Problem: Given an array of integers nums and an integer target, return indices of the two numbers such that they add up to target.




def two_sum(nums, target):

    hashmap = {}

    for i, num in enumerate(nums):

        complement = target - num

        if complement in hashmap:

            return [hashmap[complement], i]

        hashmap[num] = i


Explanation:

We use a hash map to store numbers we've seen and their indices.

For each element num, we compute target - num (called complement).

If complement is already in the hash map, we found the answer.

Time complexity: O(n), Space: O(n)


2. Reverse a Linked List (Linked List)

Problem: Reverse a singly linked list.




class ListNode:

    def __init__(self, val):

        self.val = val

        self.next = None


def reverse_list(head):

    prev = None

    current = head

    while current:

        nxt = current.next

        current.next = prev

        prev = current

        current = nxt

    return prev


Explanation:

Iteratively reverse links: make current.next point to prev.

Move prev and current forward each step.

Time: O(n), Space: O(1)


3. Valid Parentheses (Stack)

Problem: Given a string containing '(', ')', '{', '}', '[' and ']', check if input is valid.




def is_valid(s):

    stack = []

    mapping = {')': '(', '}': '{', ']': '['}

    for char in s:

        if char in mapping:

            top = stack.pop() if stack else '#'

            if mapping[char] != top:

                return False

        else:

            stack.append(char)

    return not stack


Explanation:

Push opening brackets to stack.

For closing brackets, pop and check if it matches the last open.

Stack should be empty at the end for it to be valid.


4. Maximum Subarray Sum (Kadane's Algorithm)

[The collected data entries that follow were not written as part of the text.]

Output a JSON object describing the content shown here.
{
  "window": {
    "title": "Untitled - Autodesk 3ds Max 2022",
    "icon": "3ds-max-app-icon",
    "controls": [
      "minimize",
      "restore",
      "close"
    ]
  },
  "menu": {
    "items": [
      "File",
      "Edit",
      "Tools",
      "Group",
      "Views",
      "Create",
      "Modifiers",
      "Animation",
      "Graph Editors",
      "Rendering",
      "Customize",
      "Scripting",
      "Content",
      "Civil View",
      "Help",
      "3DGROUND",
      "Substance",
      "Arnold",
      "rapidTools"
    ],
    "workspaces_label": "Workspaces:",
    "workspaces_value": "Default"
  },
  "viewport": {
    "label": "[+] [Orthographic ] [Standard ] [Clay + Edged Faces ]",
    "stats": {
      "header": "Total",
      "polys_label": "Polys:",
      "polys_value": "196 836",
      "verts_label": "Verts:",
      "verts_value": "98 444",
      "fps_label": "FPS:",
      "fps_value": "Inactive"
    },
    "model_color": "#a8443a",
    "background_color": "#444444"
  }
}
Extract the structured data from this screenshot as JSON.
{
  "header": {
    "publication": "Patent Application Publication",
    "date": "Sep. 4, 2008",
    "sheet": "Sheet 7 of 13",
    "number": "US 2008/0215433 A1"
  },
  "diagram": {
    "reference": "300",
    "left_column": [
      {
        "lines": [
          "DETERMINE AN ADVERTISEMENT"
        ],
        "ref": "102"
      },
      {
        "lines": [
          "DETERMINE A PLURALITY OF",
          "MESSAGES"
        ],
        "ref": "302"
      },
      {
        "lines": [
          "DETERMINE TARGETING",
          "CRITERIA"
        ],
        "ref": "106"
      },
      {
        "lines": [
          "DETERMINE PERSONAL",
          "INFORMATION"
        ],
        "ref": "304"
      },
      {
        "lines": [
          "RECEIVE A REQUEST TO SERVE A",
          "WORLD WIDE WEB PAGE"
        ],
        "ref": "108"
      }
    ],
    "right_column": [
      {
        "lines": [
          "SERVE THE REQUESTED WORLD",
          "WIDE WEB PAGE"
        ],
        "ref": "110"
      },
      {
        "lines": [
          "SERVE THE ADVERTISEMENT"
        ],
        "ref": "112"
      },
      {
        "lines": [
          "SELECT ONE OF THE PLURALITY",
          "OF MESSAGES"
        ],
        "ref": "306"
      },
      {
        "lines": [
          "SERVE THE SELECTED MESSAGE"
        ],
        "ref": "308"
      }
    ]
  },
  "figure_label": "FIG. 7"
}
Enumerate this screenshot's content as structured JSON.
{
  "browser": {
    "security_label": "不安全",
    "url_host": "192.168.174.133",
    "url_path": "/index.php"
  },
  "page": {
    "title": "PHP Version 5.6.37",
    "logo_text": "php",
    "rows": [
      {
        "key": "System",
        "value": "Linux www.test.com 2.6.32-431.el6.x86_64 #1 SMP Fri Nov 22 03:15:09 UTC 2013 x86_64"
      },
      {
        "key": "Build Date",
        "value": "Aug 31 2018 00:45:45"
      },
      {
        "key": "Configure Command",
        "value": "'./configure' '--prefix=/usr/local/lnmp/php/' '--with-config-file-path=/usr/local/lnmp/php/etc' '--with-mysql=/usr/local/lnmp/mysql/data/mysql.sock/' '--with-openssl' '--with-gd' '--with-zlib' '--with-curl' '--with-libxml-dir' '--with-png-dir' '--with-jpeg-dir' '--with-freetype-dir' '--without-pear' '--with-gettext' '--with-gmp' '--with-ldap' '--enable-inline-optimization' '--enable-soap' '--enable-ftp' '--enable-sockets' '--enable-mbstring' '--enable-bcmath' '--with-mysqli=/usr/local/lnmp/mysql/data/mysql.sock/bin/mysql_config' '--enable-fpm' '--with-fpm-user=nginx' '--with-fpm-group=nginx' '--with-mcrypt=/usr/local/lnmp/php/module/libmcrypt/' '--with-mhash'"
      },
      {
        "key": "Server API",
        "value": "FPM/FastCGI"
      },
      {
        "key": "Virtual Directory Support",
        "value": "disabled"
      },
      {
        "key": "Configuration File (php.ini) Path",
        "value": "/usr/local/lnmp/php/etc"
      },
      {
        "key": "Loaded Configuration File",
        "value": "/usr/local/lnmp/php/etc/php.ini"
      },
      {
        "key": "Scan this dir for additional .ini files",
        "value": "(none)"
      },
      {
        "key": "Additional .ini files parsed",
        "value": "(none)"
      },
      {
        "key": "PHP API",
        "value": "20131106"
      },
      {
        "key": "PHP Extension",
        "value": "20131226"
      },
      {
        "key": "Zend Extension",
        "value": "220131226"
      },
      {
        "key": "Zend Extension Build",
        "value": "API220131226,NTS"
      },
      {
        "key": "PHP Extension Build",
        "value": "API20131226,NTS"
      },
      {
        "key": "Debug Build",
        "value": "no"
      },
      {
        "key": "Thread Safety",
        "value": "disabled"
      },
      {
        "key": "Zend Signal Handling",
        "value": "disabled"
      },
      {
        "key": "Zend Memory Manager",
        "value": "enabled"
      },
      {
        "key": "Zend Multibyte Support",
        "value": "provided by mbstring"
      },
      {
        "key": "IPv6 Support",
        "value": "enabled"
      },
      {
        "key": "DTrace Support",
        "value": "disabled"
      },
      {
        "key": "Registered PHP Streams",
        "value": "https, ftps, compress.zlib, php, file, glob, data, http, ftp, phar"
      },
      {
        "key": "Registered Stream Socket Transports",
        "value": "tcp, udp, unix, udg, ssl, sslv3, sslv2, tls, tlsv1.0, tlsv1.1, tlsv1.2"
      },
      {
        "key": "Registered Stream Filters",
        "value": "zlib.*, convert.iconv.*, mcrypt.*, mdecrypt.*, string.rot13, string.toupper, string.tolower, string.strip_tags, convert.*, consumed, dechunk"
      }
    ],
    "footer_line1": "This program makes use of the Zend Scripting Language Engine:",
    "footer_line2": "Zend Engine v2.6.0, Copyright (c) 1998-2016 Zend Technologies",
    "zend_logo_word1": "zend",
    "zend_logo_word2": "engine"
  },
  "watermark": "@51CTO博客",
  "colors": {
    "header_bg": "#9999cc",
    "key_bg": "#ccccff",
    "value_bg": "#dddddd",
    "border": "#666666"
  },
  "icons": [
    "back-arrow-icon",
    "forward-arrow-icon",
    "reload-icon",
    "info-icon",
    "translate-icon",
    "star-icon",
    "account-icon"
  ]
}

Problem: Find the contiguous subarray with the largest sum.




def max_subarray(nums):

    max_current = max_global = nums[0]

    for i in range(1, len(nums)):

        max_current = max(nums[i], max_current + nums[i])

        max_global = max(max_global, max_current)

    return max_global


Explanation:

At each position, decide whether to continue the previous subarray or start new.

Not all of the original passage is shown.